Thermally driven classical Heisenberg model in one dimension with a local time-varying field

TL;DR

This study investigates how a local time-varying magnetic field influences thermal transport in a one-dimensional classical Heisenberg model, revealing resonance phenomena and limitations in thermal pumping.

Contribution

It demonstrates the presence of thermal resonance and multiresonance peaks in the energy current, and shows the system cannot function as a heat pump under periodic forcing.

Findings

Thermal resonance occurs at specific forcing frequencies.

Multiple resonance peaks emerge with increased forcing amplitude.

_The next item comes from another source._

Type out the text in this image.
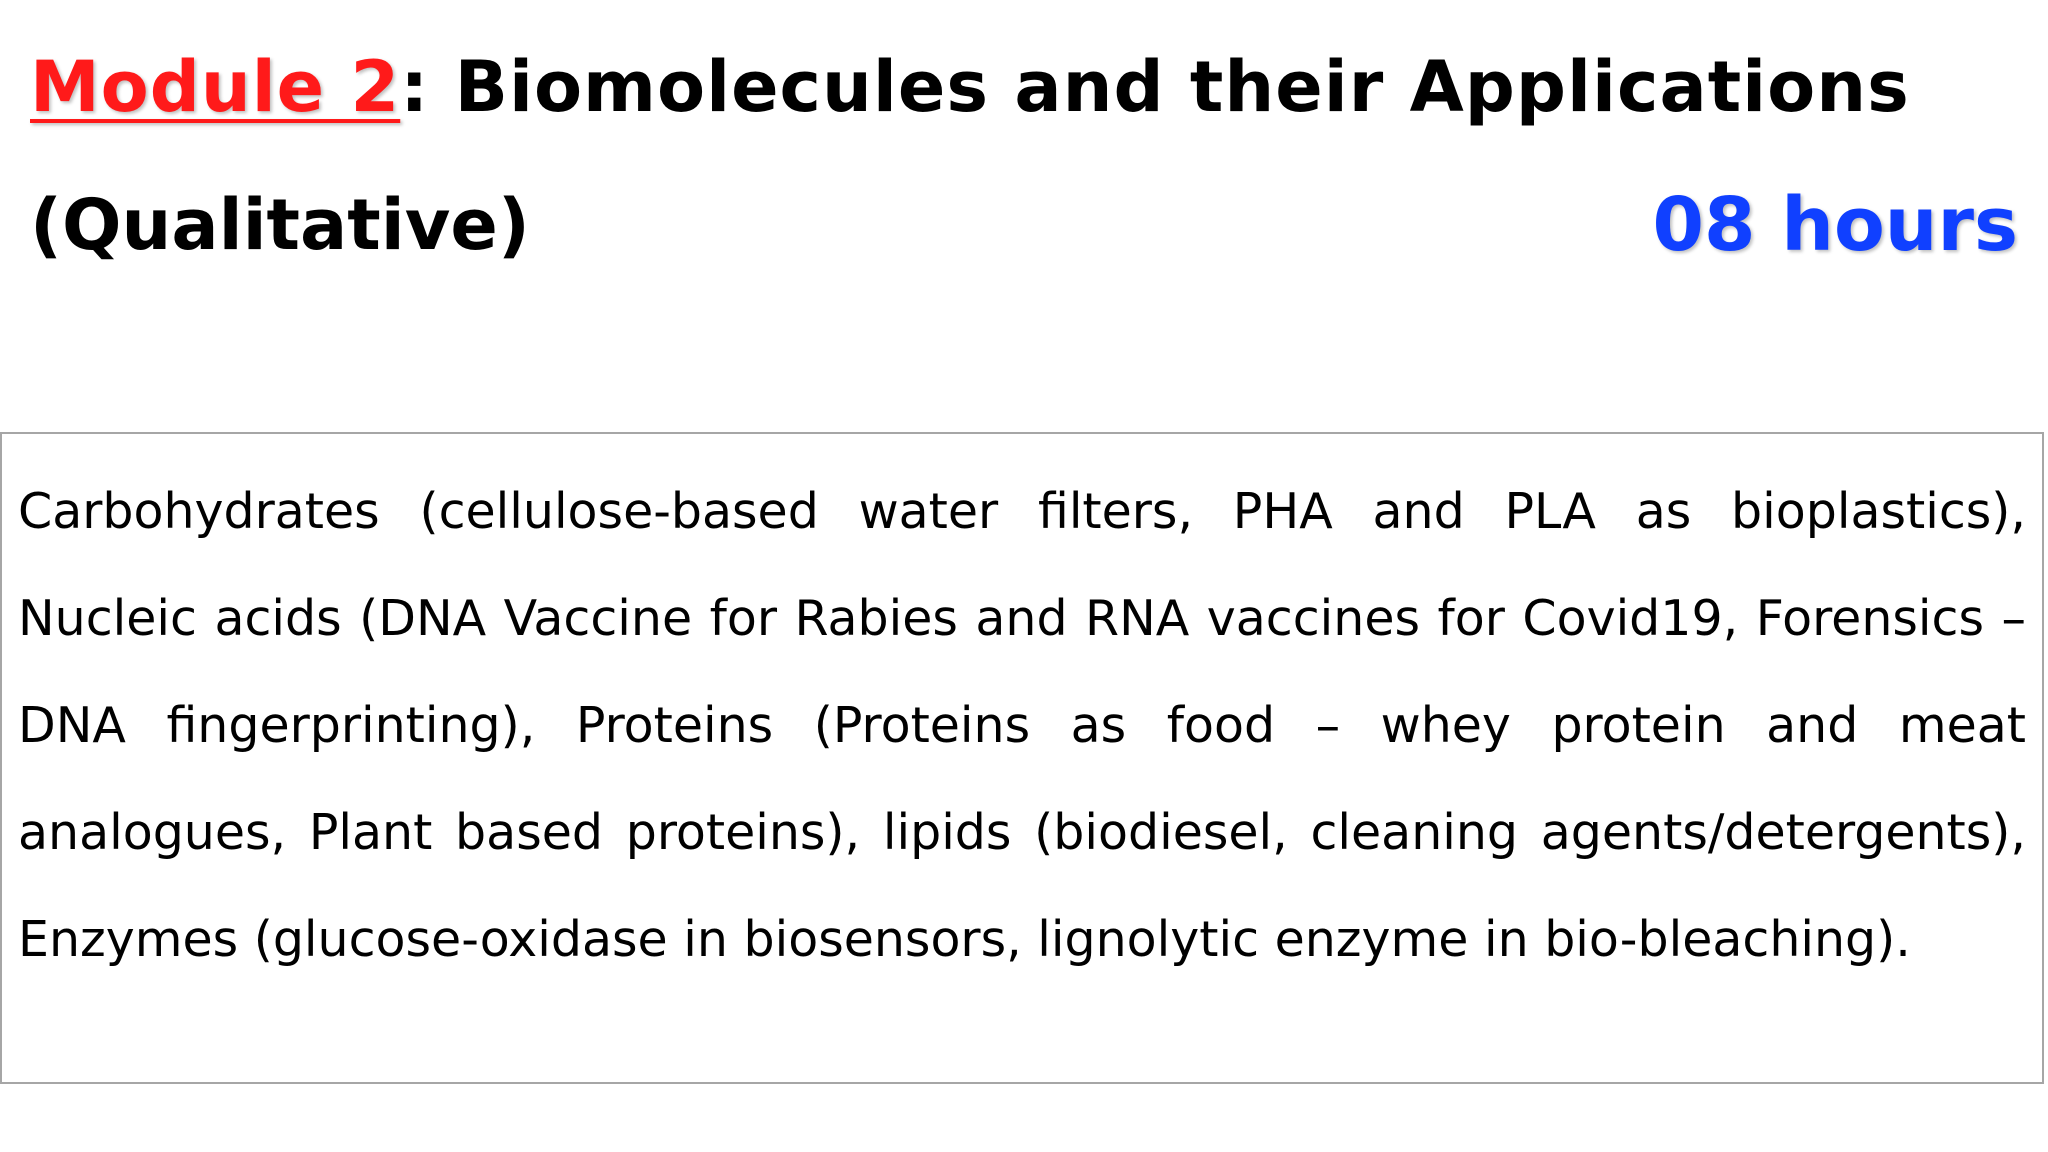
Module 2: Biomolecules and their Applications
(Qualitative)	08 hours

Carbohydrates (cellulose-based water filters, PHA and PLA as bioplastics), Nucleic acids (DNA Vaccine for Rabies and RNA vaccines for Covid19, Forensics – DNA fingerprinting), Proteins (Proteins as food – whey protein and meat analogues, Plant based proteins), lipids (biodiesel, cleaning agents/detergents), Enzymes (glucose-oxidase in biosensors, lignolytic enzyme in bio-bleaching).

Reversed thermal current does not enable heat pumping.

Abstract

We study thermal transport in the one dimensional classical Heisenberg model driven by boundary heat baths in presence of a local time varying magnetic field that acts at one end of the system. The system is studied numerically using an energy conserving discrete-time odd even dynamics. We find that the steady state energy current shows thermal resonance as the frequency of the time- periodic forcing is varied. When the amplitude of the forcing field is increased the system exhibits multiple resonance peaks instead of a single peak. Both single and multiresonance survive in the thermodynamic limit and their magnitudes increase as the average temperature of the system is decreased. Finally we show that, although a reversed thermal current can be made to flow through the bulk for a certain range of the forcing frequency, the system fails to behave as a heat pump, thus revalidating the fact that thermal pumping is generically absent in such force-driven lattices.